A simple ranking problem
Suppose you ran a Yelp-like website where users entered ratings for places they’ve been to. The ratings are on a 5 point scale. Suppose further that our dataset contains only three columns: the place being rated, the average rating of the place, and the number of ratings that place has received.
Place | Rating | Number of ratings |
---|---|---|
Restaurant A | 5.0 | 400 |
Restaurant B | 4.5 | 130 |
Restaurant C | 4.7 | 2 |
Restaurant D | 3.3 | 500 |
Restaurant E | 2.8 | 160 |
Restaurant F | 3.8 | 10 |
Restaurant G | 1.3 | 1000 |
Restaurant H | 1.8 | 190 |
Restaurant I | 2.0 | 30 |
How do we sort this list of places from best to worst?
One idea would be to sort only by the rating. This idea quickly proves to be unhelpful. Not all 5* ratings are equal. A 5* rating from 1000 ratings is more likely to be better quality than a 5* place with 1 rating. The number of ratings acts as a confidence score for each rating. Hence, our ranking function should somehow incorporate this information.

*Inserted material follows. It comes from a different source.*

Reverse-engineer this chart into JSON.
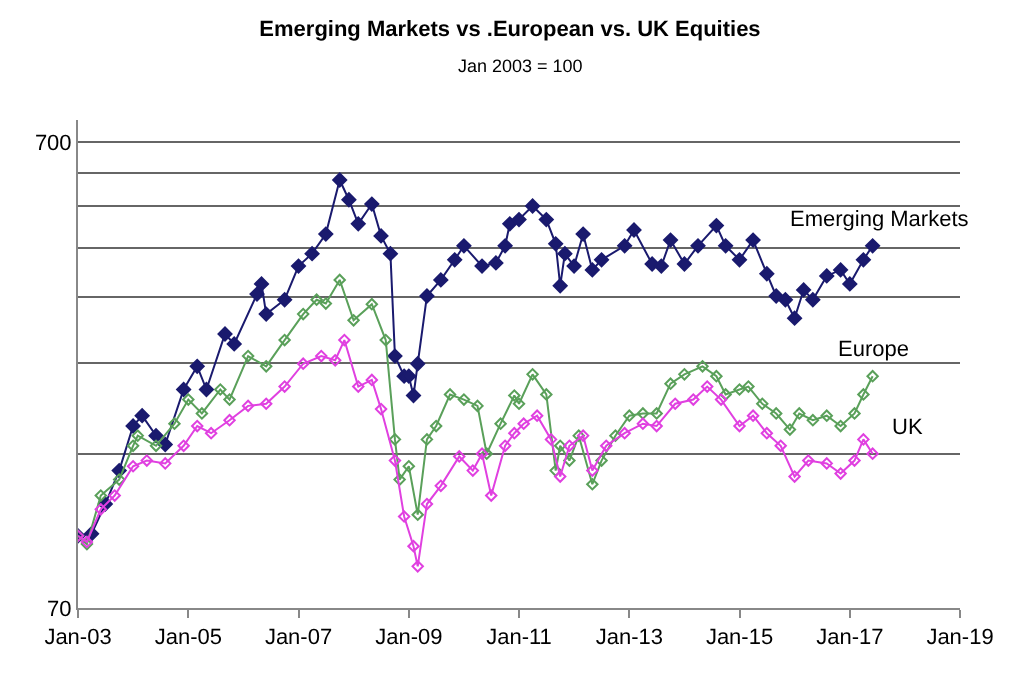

As a second attempt, let’s modify the ranking function to be the product of the rating and the number of ratings. That way a 5* rating from 1 user ranks lower than a 4* rating from 100 ratings. This approach is still unsatisfactory. A 1* rating from 10’000 users would rank over a 5* rating from 1’000 users. A reasonable ranking function wouldn’t permit that.
The product of the average rating and the number of ratings captures a good intuition however. The number of ratings acts as confidence score of the rating. It shouldn’t, however, inflate low ratings. We need to limit the influence of number of ratings in our function. Since the number of ratings acts primarily as a confidence score we can normalise it to lie in a fixed range. In this example we’ll normalise the number of ratings to some value between 1 and 5. We map number of ratings to our new normalised score using quantiles. The 0th to 20th percentlie number of ratings will map to the first bucket. The 21st to 40th percentile will map to the second bucket and so on.
Our final score will be the product of the two values. Going back to our previous problem where the 1* rated place ranked first from sheer volume - . In the case where the number of ratings is in the 80th to 100th percentile, the total score for the place is 5 - which is pretty low on a 25 point ranking scale.